Risk management at Gasunie is focused on managing our business operations and the factors that affect the feasibility of our strategy and objectives. As an integral part of our activities and strategy formation, active risk management helps us achieve our goals and demonstrates that we act carefully and within the law.
In our current activities, risk management supports the organisation in mitigating the controllable operational, reporting and compliance risks to an acceptable level. In determining strategy and making decisions, we always strive for an optimum balance between risk and reward. Our risk appetite serves as a guideline in this.
Risk framework: policy and control
Risk management is a continuous process that is performed at all levels of the organisation. Our employees act on the basis of our core values and risk awareness, and form the basis of risk management at Gasunie in that sense.
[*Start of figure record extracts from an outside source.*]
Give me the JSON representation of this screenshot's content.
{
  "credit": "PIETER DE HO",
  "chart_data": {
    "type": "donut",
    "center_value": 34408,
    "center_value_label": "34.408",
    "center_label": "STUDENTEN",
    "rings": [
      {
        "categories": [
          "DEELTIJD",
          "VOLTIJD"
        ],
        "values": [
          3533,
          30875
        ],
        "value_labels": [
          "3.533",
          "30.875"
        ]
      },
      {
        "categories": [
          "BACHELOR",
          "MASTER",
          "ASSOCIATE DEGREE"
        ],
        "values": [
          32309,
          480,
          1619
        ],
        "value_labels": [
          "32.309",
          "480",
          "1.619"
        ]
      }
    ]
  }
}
The Executive Board is responsible for risk management within our company, and is accountable to the Supervisory Board for that. It is supported by the Corporate Risk Management department. At corporate and business unit level, we mainly identify and control the strategic and external risks and opportunities. Within the operational work processes and the projects, the focus is mainly on operational, reporting and compliance risks.
We use the Three Lines of Defence (3LoD) model. The first line is formed by our business/line management: this is primarily responsible for implementing the strategy and the activities and therefore also for the use of risk management. The second line consists of corporate departments, including Risk Management, Control and Safety, whose task it is to advise, challenge and sometimes also test the operating activities in the (business) units. An ‘Expert Committee’ is deployed to advise the Executive Board specifically for large or strategic projects. The third line is formed by the Operational Audit department, which carries out operational audits to assess the set-up and functioning of the risk management system and control and reports on this to the Chair of the Executive Board and the Audit Committee of the Supervisory Board.
The (business) units give accountability reports to the Executive Board using the Document of Representation (DoR). In doing so, they provide formal feedback on the fact that the business controls have been carried out in accordance with the internal requirements for management control and the Code of Conduct. This is also an extra opportunity to share ideas with the Executive Board on current dilemmas.
The Supervisory Board discusses management control with the members of the Executive Board on a regular basis. Developments regarding the objectives, strategy and policy, as well as the most important risks for the company and the outcomes of operational audits, are also addressed.
Gasunie’s risk management model
In order to reflect on and discuss risks in a structured and recognisable way, it is important to use a practical classification of our risks. We have set up the COSO Enterprise Risk Model we use in such a way that it facilitates our thinking and above all our actions as well as possible. We distinguish between strategic, external and avoidable risks.
Strategic risks involve making choices with a good balance between risk and reward. Our risk appetite in this regard differs per strategic pillar. External risks have no risk-reward relationship and can hardly be prevented, if at all. The focus is on being prepared for the impact of these risks. The COSO risk categories ‘operational, reporting, compliance’ involve risks the manifestation of which can be prevented with a good control structure (hence: avoidable risks). By applying the ALARA principle (As Low As Reasonably Achievable), we seek a balance in risk control which is appropriate to our risk appetite in combination with cost efficiency.
The table below summarises our risk appetite in the three strategic pillars. For a summary of our main current risks, see the chapter Our risk profile.
|Control model||Risk acceptance and explanation|
The likelihood that an external risk will manifest cannot be avoided or can hardly be avoided; control mainly focuses on limiting the impact.
Find risk/reward balance
In pursuing our strategic objectives, a balance is sought between the expected risks and revenues (risk and reward).
Manage on the basis of the ALARA principle
We do not tolerate unsafe situations in any of our activities. Risks that endanger the safety of our surroundings or Gasunie’s employees or contractors, or which could harm the environment, are tightly controlled and avoided as much as possible.
We adhere to the law and our Code of Conduct. Where dilemmas arise in our operating activities, we deal with these transparently. We stand for integrity in our conduct in our internal organisation and outside of it and are vigilant about preventing fraud.
For access to the financial markets, it is essential that our financial systems and reports are reliable.
In Control Statement
The Executive Board is aware that no risk management systems, no matter how professional, can offer absolute certainty that the company objectives will be achieved or that such systems can fully prevent material inaccuracies, loss, fraud or violations of the laws and regulations.
With respect to the financial reporting risks, the Executive Board states that the internal risk management and audit systems provide a sufficient degree of certainty that the financial reporting does not contain any material inaccuracies and that the risk management and audit systems in the year under review functioned adequately. Any deficiencies, of which there were none this year, are included in the report.
Material risks that are relevant for the coming year are part of this report. It is therefore expected that the continuity of the company is guaranteed for the coming twelve months.